Ski Story

I don’t have very many good ski stories.

I skied a couple of times at Anthony Lakes while growing up in Baker, but it was expensive and I had a job on weekends. (I remember going to Little Alps once – a lost area in the same basin as Anthony Lakes.) I did some winter camping in Boy Scouts, but mainly it was sledding.

I went to Eagle Mountain in the Poconos once while we were living in New York.

After we moved to Seattle, Odette and I tried cross-country skiing but she found it too aerobic and I didn’t think it was fast enough. We snowshoed with Will when he was really small.

When he turned five I signed us up for lessons at The Mountaineers Meany Lodge near Stampede Pass. We were charmed by the ecentric quality of the lodge and returned for nine or ten seasons. We learned to ski pretty well there, among other things.

When Will was eight he wanted to learn to snowboard so we took a joint lesson at Mt. Bachelor. The snow was really hard and the terrain was too steep. Will, who skiied pretty well for an eight year-old, found himself at the bottom of the learning curve and didn’t like it. He never tried again. I got hooked, though, and took lessons at Meany. Eventually they asked me to teach at Meany when the teenage girl they thought was going to instruct flaked out. I went through the training program at Skimasters and got PSIA certified and taught for Skimasters for ten years after that.

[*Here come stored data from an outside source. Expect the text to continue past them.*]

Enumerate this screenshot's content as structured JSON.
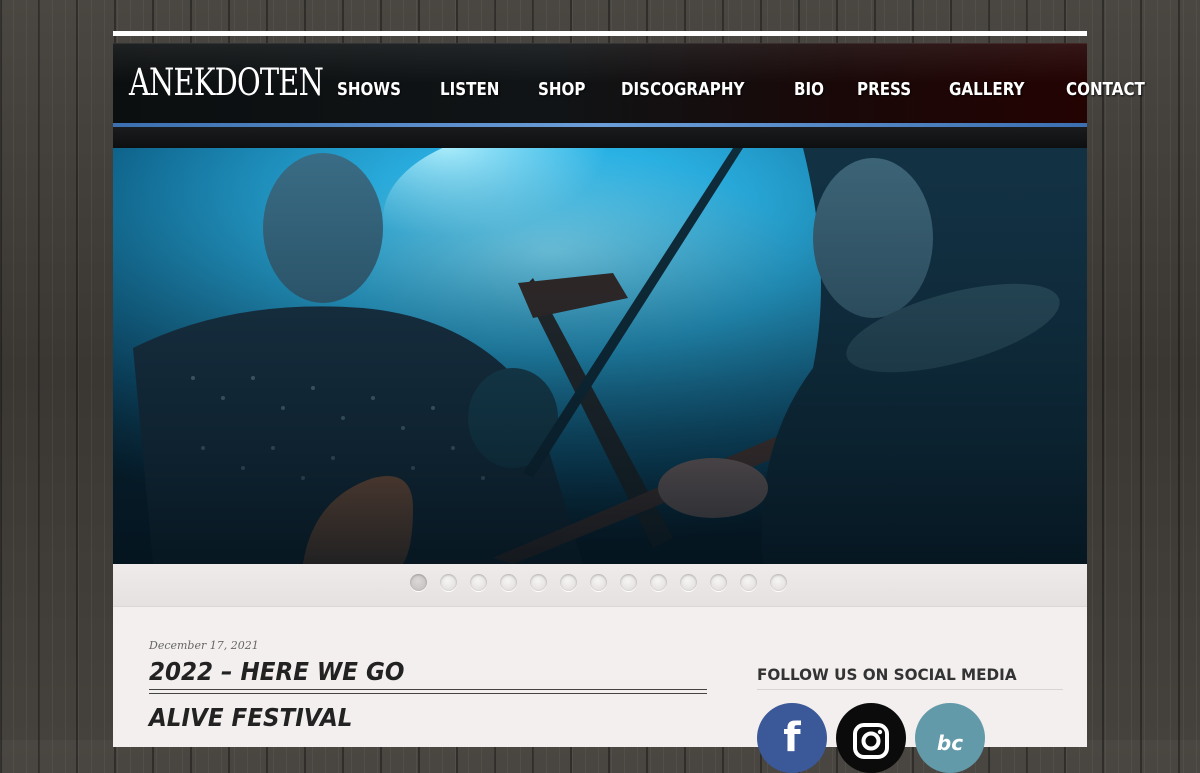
{
  "site": {
    "logo": "ANEKDOTEN"
  },
  "nav": {
    "items": [
      {
        "label": "SHOWS"
      },
      {
        "label": "LISTEN"
      },
      {
        "label": "SHOP"
      },
      {
        "label": "DISCOGRAPHY"
      },
      {
        "label": "BIO"
      },
      {
        "label": "PRESS"
      },
      {
        "label": "GALLERY"
      },
      {
        "label": "CONTACT"
      }
    ]
  },
  "slider": {
    "dot_count": 13,
    "active_index": 0
  },
  "post": {
    "date": "December 17, 2021",
    "title": "2022 – HERE WE GO",
    "subheading": "ALIVE FESTIVAL"
  },
  "sidebar": {
    "follow_title": "FOLLOW US ON SOCIAL MEDIA",
    "social": [
      {
        "name": "facebook-icon",
        "glyph": "f"
      },
      {
        "name": "instagram-icon",
        "glyph": ""
      },
      {
        "name": "bandcamp-icon",
        "glyph": "bc"
      }
    ]
  },
  "colors": {
    "header_dark": "#101416",
    "header_red": "#240303",
    "accent_blue": "#6c9fd9",
    "facebook": "#3b5998",
    "instagram": "#0b0b0b",
    "bandcamp": "#629aa9"
  }
}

I started doing some backcountry ski stuff on randonee skiis and switched to snowboard as I got better on that tool. After a season when a bunch of backcountry snowboarders got killed in avalanches I realized that somebody needed to offer training and I proposed a snowboard committee to The Mountaineers. The reception wasn’t exactly enthusiastic. I got shuffled off to the backcountry ski folks who thought that they already had the turf because they didn’t prohibit snowboarders if they were course graduates. I went to their committee meetings for a year or so and got them to allow me to lead trips. I took the Gary Brill avalanche course and got Canadian recreational avalanche certification. (Which still doesn’t keep me from getting into stupid situations.) I offered to teach a backcountry snowboard seminar for Meany but they chose not to publicise it and then cancelled it for lack of signup. I led backcountry snowboard trips for the club for three seasons before they decided that I needed to be re-educated about avalanches because one of their other (ski) leaders got killed in Cement Basin during a storm. I declined.

(Here is an accident report written by a committee I chaired five or six years before the Cement Basin accident. We recommended that they require leaders going into the backcountry during the winter to have had avalanche training. The Mountaineers board declined to accept our recommendation because they felt that they wouldn’t be able to keep leaders if they imposed too many requirements.)

Anyway:

  • I snowboard as much as work and conditions permit.
  • I taught snowboarding at Snoqualmie Pass every weekend in January and February for a lot of years
  • Will was a ski instructor for Skimasters specializing in the littlest kids
  • Will’s middle school spent every Friday in January and February at Crystal and he skiis better than I snowboard
  • He was the webmaster for Meany Lodge,  we stopped skiing there when we started teaching for Skimasters
  • We tought at Snoqualmie Summit West and we’ve skiied at Sun Valley, Alta, Snowbird, Park City, Snow Basin, Solitude, North Star, Squaw Valley, Timberline, Mt. Bachelor,  Mt. Baker, Stevens Pass, Alpental, Hyak, Ski Acres, White Pass, Mission Ridge, Crystal Mountain, Meany and of course Anthony Lakes, but
  • We get to Whistler every chance we get and it is our favorite mountain
  • Will has done some backcountry stuff with me (Mt. Pilchuck, Pineapple Pass) including a really great trip up Mt. St. Helens.